For the last few months I have been working on a project with the UCIRA to help to conceptualize, plan and edit a new publication which will basically aspire to network the arts across the University of California system. We are thinking it will be a tool for practical information sharing and also for instigating conversations with people from across the system. Its a really interesting time to be doing this since the UC system is having a really huge budget crisis, partially precipitated by the general deficit of the state of California and partially by an ideological shift which has gradually taken hold within the administration which focuses more and more resources towards real estate, construction, and private and/or military sector collaborations. The arts are generally less capable or interested in building weapons or helping businesses turn a profit, so they are naturally marginalized within the heiharchy of priorities within the university. So it makes for interesting times to be interacting with a bunch of art professors. People are genuinely afraid, but they are also genuinely interested in working together, cooperating, and rethinking the role of the public university in ways that are new and refreshing. Below is a little project description of what I am up to, but the whole project will be more fleshed out when I complete all my preliminary research and meetings.

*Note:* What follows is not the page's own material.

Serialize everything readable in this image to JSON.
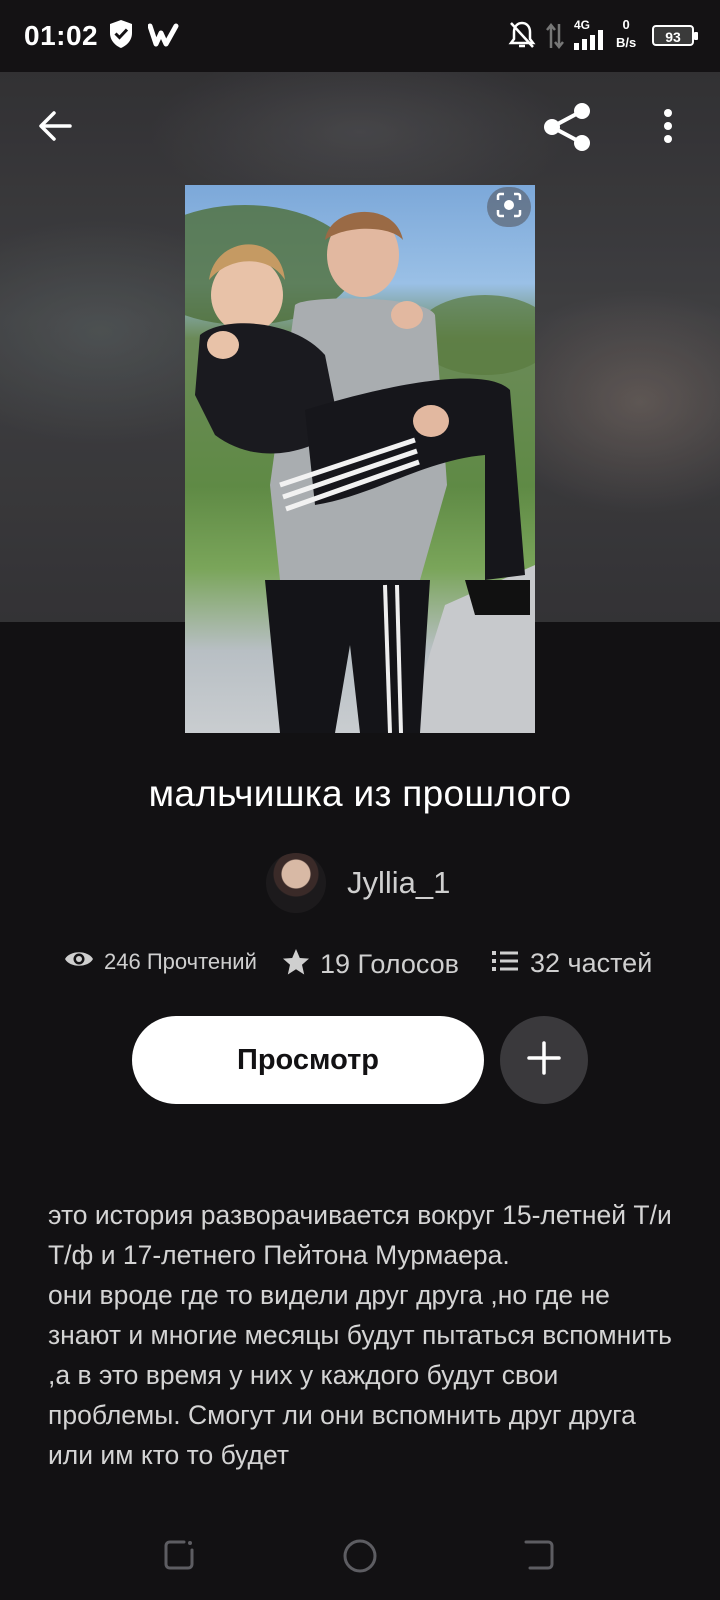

State of the Arts: A UCIRA Publication
3/15/10 Project Description by Daniel Tucker for UCIRA
University of California Institute for Research in the Arts/UCIRA (http://www.ucira.ucsb.edu) is collaborating with researcher and consultant Daniel Tucker (http://miscprojects.com) to conceptualize and develop a communications platform (website and printed magazine) that will serve to network and create conversations across all of the arts-related departments and programs in the University of California System.
This platform will pull together practical information sharing from the various campuses ranging from public lecture announcements and press releases to funding opportunities. Additionally, it will serve to instigate and curate conversations between faculty, staff and students about issues ranging from the budget and its impact on the arts to trends in pedagogy.
This project will be released gradually, starting first with a series of online posts bringing together different voices from across the UC system writing about their respective campuses responses to what has been dubbed the “budget crisis.” That thematic inquiry will continue to unfold over the summer months and will be released in an edited print publication on the occasion of the “State of the Arts” conference held at UC San Diego in November of 2010.
This publication is envisioned as something which will be adaptable to subjects as the emerge and become relevant. It will extend conversations begun at the annual State of the Arts conference organized by UCIRA and will spark debates addressed at the following year’s conference. This combination of formats: an online platform, print publication and annual event will benefit from the best parts of each format for dialogue and will help to resolve their limitations as well.
In the spring of 2010, Daniel Tucker will be interviewing 50 faculty, staff and students across the system in an attempt to collect feedback on this initial proposal and deepen its relevance with input and ideas from the people who will eventually become users and contributors to this project.